For around 230 USD, you can purchase a quartz-powered GMT watch with a date display or a quartz watch with a day-date display. A quartz chronograph from this collection demands about 320 USD. Automatic watches with a day-date display and Miyota movement cost about the same. Those with a power reserve indicator and calendar change hands for around 540 USD. Gold-plated pieces cost only slightly more.
Both F13 collections are also dedicated to historic aircraft. The Eisvogel F13 series pays tribute to the eponymous airplane that made the first flight headed toward the North Pole from the Norwegian island of Spitzbergen in 1923. Like the G38 watches, F13 timepieces have retro designs defined by their Arabic numerals, narrow hands, and delicate minute scales. The dials are available in black or silver, while the leather straps come in black or brown. There are also watches with a stainless steel Milanese bracelet and gold-plated case.
The most expensive Eisvogel F13 watches use the Swiss Sellita caliber SW 290. This movement features a small seconds dial and date display. Expect to pay around 900 USD for one of these timepieces. You can get a three-hand edition with a central second hand and date display at 2 o'clock for about 340 USD less. The Sellita SW 200 powers these models. Starting around 280 USD, quartz watches require the smallest investment.
The retro watches of the Spitzbergen F13 series are also inspired by flights over the Arctic. Beige dials and a railroad minute scale around the edge of the dial increase the vintage feel of these timepieces. The Miyota caliber 9132 ticks away inside this collection's top model, which has a power reserve indicator and 24-hour display, as well as a date display at 3 o'clock. Be sure to have around 540 USD on hand for this timepiece. As usual, the quartz editions are much more affordable: You can purchase a chronograph for less than 340 USD and a three-hand watch with a date display for under 230 USD.

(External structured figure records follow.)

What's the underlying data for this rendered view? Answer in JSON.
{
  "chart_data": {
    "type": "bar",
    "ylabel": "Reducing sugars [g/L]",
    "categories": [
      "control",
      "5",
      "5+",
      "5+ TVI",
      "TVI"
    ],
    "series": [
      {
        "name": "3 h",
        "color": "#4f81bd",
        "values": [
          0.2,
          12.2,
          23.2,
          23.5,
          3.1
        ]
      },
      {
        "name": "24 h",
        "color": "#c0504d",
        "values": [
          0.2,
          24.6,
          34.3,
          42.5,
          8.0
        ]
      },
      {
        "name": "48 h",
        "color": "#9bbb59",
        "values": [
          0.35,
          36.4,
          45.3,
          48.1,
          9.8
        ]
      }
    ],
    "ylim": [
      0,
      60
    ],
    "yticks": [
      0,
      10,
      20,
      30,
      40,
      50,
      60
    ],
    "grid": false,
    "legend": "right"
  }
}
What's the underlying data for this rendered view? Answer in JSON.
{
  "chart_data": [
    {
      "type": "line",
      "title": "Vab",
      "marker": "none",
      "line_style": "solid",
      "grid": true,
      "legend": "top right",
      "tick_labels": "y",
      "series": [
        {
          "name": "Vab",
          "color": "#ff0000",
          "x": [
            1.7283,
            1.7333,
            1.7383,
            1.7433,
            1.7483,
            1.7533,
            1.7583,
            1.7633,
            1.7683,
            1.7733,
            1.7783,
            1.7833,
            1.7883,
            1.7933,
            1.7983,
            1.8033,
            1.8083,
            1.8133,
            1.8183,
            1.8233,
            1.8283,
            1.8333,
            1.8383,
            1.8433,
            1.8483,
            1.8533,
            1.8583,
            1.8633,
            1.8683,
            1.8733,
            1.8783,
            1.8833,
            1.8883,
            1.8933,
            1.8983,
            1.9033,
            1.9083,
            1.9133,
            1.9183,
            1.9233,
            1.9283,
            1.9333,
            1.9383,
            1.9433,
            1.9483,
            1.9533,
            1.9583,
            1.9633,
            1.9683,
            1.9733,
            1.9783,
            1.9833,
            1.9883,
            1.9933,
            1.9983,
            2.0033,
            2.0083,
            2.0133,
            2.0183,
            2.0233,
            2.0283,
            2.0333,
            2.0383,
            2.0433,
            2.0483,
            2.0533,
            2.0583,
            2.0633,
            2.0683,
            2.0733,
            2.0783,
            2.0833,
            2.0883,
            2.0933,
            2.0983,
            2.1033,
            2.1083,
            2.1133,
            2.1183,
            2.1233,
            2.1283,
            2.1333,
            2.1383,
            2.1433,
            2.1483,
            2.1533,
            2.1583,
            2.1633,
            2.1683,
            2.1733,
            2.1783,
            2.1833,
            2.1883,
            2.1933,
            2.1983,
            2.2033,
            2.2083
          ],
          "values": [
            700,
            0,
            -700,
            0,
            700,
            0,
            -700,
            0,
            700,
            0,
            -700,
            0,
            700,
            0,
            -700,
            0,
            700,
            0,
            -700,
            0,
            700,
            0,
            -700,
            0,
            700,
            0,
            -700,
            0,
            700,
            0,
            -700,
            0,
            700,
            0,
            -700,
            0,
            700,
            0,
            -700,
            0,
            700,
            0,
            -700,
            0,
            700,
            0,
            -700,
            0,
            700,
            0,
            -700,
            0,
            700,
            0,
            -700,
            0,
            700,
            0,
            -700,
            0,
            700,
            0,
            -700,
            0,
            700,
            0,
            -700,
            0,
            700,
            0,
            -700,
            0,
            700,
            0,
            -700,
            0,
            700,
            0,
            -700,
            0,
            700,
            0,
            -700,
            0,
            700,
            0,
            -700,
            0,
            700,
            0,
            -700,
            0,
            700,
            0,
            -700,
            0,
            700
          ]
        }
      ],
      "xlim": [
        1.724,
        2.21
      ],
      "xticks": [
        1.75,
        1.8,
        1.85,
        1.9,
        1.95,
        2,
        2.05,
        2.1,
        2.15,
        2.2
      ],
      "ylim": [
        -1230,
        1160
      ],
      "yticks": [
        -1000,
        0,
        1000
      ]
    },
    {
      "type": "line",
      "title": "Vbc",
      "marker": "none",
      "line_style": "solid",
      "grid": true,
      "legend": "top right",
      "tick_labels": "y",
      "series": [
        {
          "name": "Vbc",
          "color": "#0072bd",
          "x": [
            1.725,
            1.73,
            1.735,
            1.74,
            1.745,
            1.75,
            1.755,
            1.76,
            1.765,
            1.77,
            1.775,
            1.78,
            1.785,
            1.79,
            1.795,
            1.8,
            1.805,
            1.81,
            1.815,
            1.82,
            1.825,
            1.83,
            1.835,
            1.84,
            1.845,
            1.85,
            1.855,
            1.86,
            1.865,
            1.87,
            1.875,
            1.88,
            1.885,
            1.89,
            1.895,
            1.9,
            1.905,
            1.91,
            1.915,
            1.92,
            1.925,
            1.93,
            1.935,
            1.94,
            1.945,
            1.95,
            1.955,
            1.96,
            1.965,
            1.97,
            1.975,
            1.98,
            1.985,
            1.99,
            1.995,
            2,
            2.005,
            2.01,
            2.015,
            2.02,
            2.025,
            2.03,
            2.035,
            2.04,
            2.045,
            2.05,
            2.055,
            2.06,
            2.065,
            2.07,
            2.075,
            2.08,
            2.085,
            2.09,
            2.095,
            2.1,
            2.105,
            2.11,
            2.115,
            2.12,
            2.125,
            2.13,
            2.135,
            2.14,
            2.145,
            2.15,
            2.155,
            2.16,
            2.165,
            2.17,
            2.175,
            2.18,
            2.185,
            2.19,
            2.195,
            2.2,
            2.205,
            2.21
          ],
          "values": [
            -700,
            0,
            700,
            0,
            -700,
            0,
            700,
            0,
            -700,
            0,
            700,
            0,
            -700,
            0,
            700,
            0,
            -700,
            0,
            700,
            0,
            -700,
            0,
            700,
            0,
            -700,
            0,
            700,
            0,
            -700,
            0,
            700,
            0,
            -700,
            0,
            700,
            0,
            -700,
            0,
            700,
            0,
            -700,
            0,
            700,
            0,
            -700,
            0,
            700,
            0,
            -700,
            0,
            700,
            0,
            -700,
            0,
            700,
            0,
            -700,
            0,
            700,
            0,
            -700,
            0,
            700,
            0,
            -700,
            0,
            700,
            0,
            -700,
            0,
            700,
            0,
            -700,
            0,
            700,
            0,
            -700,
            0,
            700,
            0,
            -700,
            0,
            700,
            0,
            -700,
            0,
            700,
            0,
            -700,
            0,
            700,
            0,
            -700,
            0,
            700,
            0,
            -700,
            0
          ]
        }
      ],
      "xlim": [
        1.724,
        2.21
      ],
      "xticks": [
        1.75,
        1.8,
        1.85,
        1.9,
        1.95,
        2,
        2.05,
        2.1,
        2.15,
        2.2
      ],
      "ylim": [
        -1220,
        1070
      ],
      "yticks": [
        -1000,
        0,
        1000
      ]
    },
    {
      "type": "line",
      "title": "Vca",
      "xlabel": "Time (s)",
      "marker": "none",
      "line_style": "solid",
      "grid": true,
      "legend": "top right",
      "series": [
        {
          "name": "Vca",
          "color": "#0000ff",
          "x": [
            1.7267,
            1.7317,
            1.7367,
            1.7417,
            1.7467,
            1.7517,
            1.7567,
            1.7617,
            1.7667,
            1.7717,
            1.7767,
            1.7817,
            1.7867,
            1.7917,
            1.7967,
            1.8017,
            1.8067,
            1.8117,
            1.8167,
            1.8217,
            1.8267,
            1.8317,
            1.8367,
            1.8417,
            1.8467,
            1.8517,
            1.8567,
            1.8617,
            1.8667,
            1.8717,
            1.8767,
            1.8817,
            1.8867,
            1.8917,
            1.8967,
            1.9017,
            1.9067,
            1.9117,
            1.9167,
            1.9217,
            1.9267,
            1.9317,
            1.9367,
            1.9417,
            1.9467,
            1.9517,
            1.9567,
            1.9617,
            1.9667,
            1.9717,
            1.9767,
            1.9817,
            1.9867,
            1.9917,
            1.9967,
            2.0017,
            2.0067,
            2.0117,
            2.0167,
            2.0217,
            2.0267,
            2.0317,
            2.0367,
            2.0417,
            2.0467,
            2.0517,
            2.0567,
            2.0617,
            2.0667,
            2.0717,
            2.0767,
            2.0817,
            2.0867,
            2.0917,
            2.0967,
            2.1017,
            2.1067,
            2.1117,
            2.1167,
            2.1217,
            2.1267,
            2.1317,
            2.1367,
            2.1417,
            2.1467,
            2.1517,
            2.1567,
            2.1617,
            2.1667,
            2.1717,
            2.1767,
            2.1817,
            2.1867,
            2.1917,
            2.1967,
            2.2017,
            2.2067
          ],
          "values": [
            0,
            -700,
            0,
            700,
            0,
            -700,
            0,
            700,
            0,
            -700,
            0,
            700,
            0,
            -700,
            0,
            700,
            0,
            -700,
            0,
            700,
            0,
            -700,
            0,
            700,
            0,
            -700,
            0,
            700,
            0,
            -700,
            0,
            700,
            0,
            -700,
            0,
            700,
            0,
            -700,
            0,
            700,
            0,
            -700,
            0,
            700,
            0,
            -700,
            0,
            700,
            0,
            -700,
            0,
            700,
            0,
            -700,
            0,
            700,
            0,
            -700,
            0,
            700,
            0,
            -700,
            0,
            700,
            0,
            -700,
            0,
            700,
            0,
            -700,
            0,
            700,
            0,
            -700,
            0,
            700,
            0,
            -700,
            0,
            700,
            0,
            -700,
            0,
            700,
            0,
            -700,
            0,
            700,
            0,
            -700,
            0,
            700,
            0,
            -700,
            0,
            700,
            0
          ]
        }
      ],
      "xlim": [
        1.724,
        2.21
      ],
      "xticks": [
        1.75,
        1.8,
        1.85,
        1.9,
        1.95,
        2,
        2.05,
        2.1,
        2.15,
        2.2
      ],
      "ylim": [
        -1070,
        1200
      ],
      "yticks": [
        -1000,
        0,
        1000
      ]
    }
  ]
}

Junkers was founded in the southern German state of Bavaria in 1988. The watch manufacturer PointTec first began releasing watches under the Junkers name in 1998. PointTec also owns the brands Zeppelin, Iron Annie, and Maximilian. The company has always specialized in crafting pilot's watches using high-quality movements from Switzerland or Japan. Every timepiece is manufactured in Germany.